Experts discussed a project on glacier melting in Central Asia in the context of climate change

08/11/2019
Tashkent, Uzbekistan

The UNESCO Office in Tashkent, in cooperation with the UNESCO Cluster Office in Almaty and the UNESCO International Hydrological Programme (IHP), organized a technical meeting to discuss the GEF-UNDP-UNESCO project proposal “Strengthening the resilience of Central Asian countries by enabling regional cooperation to assess high altitude glacio-nival systems to develop integrated methods for sustainable development and adaptation to climate change”

The meeting was held on 8 November 2019 in Tashkent, in the office of the UNESCO Office in Tashkent.

Representatives of the national agencies of Central Asian countries supervising projects of the Global Environment Facility (GEF), national consultants on the project, international and regional experts, as well as representatives of UNESCO attended the event.

During the meeting, national consultants from 4 participating countries of the project: Kazakhstan, Tajikistan, Turkmenistan and Uzbekistan presented national reports on snow glacier and runoff formation system, climate change and variability, particularly for two glacier systems (Pamir, Tien Shan) and the river basins that these glacier systems provide water resources to downstream countries.
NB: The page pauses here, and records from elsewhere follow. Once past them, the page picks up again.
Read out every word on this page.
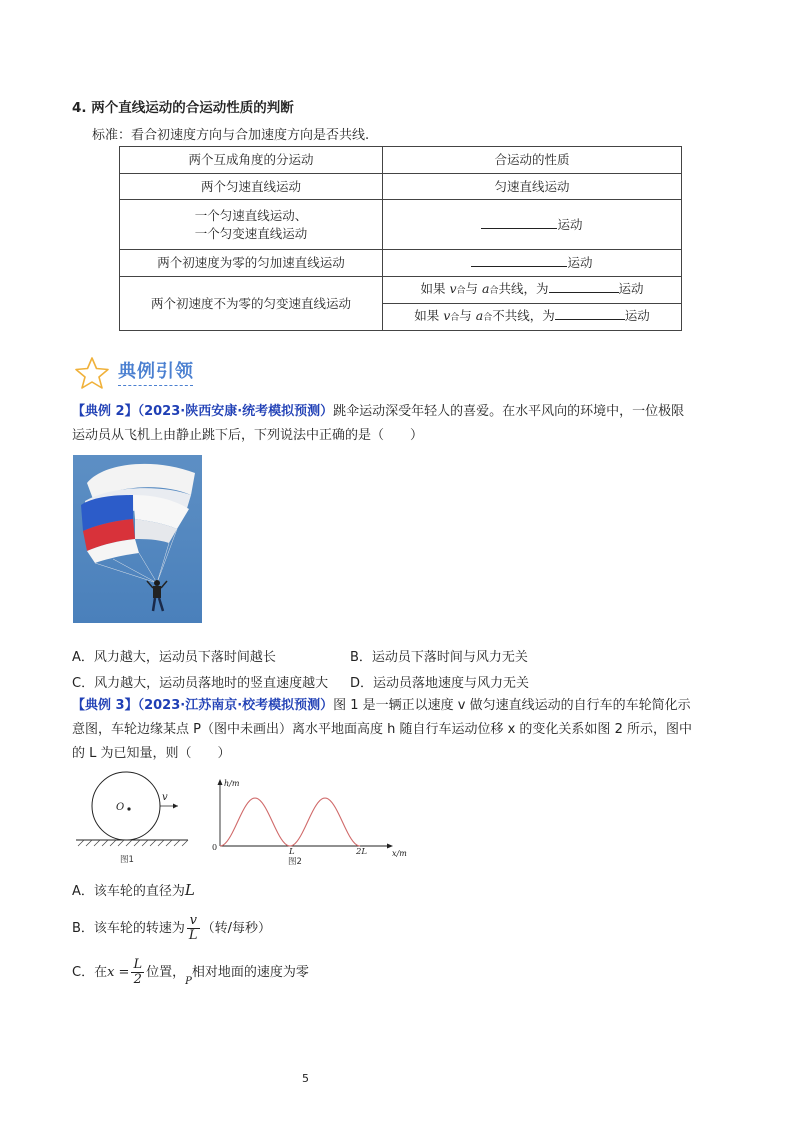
4. 两个直线运动的合运动性质的判断
标准：看合初速度方向与合加速度方向是否共线.
两个互成角度的分运动	合运动的性质
两个匀速直线运动	匀速直线运动

一个匀速直线运动、
一个匀变速直线运动	运动
两个初速度为零的匀加速直线运动	运动
两个初速度不为零的匀变速直线运动	如果 v合与 a合共线，为 运动
	如果 v合与 a合不共线，为 运动
典例引领
【典例 2】（2023·陕西安康·统考模拟预测）跳伞运动深受年轻人的喜爱。在水平风向的环境中，一位极限
运动员从飞机上由静止跳下后，下列说法中正确的是（　　）
A．风力越大，运动员下落时间越长	B．运动员下落时间与风力无关
C．风力越大，运动员落地时的竖直速度越大 D．运动员落地速度与风力无关
【典例 3】（2023·江苏南京·校考模拟预测）图 1 是一辆正以速度 v 做匀速直线运动的自行车的车轮简化示
意图，车轮边缘某点 P（图中未画出）离水平地面高度 h 随自行车运动位移 x 的变化关系如图 2 所示，图中
的 L 为已知量，则（　　）
O
v
图1
h/m
x/m
0	L	2L
图2
A．该车轮的直径为L
B．该车轮的转速为 $\frac{v}{L}$ （转/每秒）
C．在$x = \frac{L}{2}$ 位置，$_P$相对地面的速度为零
5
The participants of the meeting discussed the project preparation process, the selection of pilot demonstration sites and the preparation of the Project Document required for consideration by the donor.

Based on the draft version of the project document presented at the meeting, the participants agreed on the Project Framework with indication of the main intermediate outputs required to achieve the expected outcomes.

"The technical meeting was the opportunity to discuss the project activities to be prepared and to be submitted to GEF,” said Mr. Anil Mishra, UNESCO-IHP Programme Specialist, one of the meeting moderators. “We had very constructive discussion based on the contributions made by national experts. The project will develop activities particularly related to understand climate change impact on snow glacier and water resources but also to train human capacity and to facilitate regional cooperation in monitoring changes in snow and glacier systems impacted by climate change," said Mr. Anil Mishra.

"We expect to finalize the project document by February 2020, and a validation workshop will be organized in the presence of participating countries and experts”, said Mr. Anil Mishra.

The donor approved the project proposal in early 2019. The first project meeting was held on 25 July 2019 in Almaty, Kazakhstan. Because of the meeting, outlines and deadlines for the preparation of the full project document were presented.

"The project is designed for 4 years," says Ms. Kristine Tovmasyan, Programme Specialist in Natural Sciences at UNESCO Cluster Office in Almaty. "In Central Asia, glaciers are important long-term freshwater resources. Because they are very sensitive to rising temperatures, climate change is having a serious impact on glaciers," she said. According to the expert, it is very important to know and understand how climate change affects the melting of glaciers and, consequently, water resources and the vulnerability of the population. "Scientific knowledge and cooperation, in particular in the monitoring of glaciers and snow glacier, are crucial to a better understanding of vulnerability and sound policies for adaptation to climate change," says Ms. Christine Tovmasyan.

"Therefore, cooperation among the countries of the region is important, and one of the components of the project is to strengthen regional cooperation and coordination of monitoring of glaciers and runoff formation," the expert concludes.

Glaciers are vital for Central Asians because of the region's arid climate. The two main river systems in Central Asia, the Syrdarya and Amudarya draining into the Aral Sea, and the Ili River draining into Lake Balkhash, are highly dependent on the seasonal melting of snow and glaciers, with little additional precipitation input in the lower reaches of the rivers. These river systems support people's lives and livelihoods as well as economic development in the region. However, Central Asian glaciers, like other glaciers around the world, are experiencing a rapid decline in mass.

Changes in glaciers in the Central Asia will have significant effects on the large populations of the region. Therefore, it is necessary to understand the national and regional interlinkages of glacial and permafrost systems of participating countries to formulate national and regional adaptation strategies.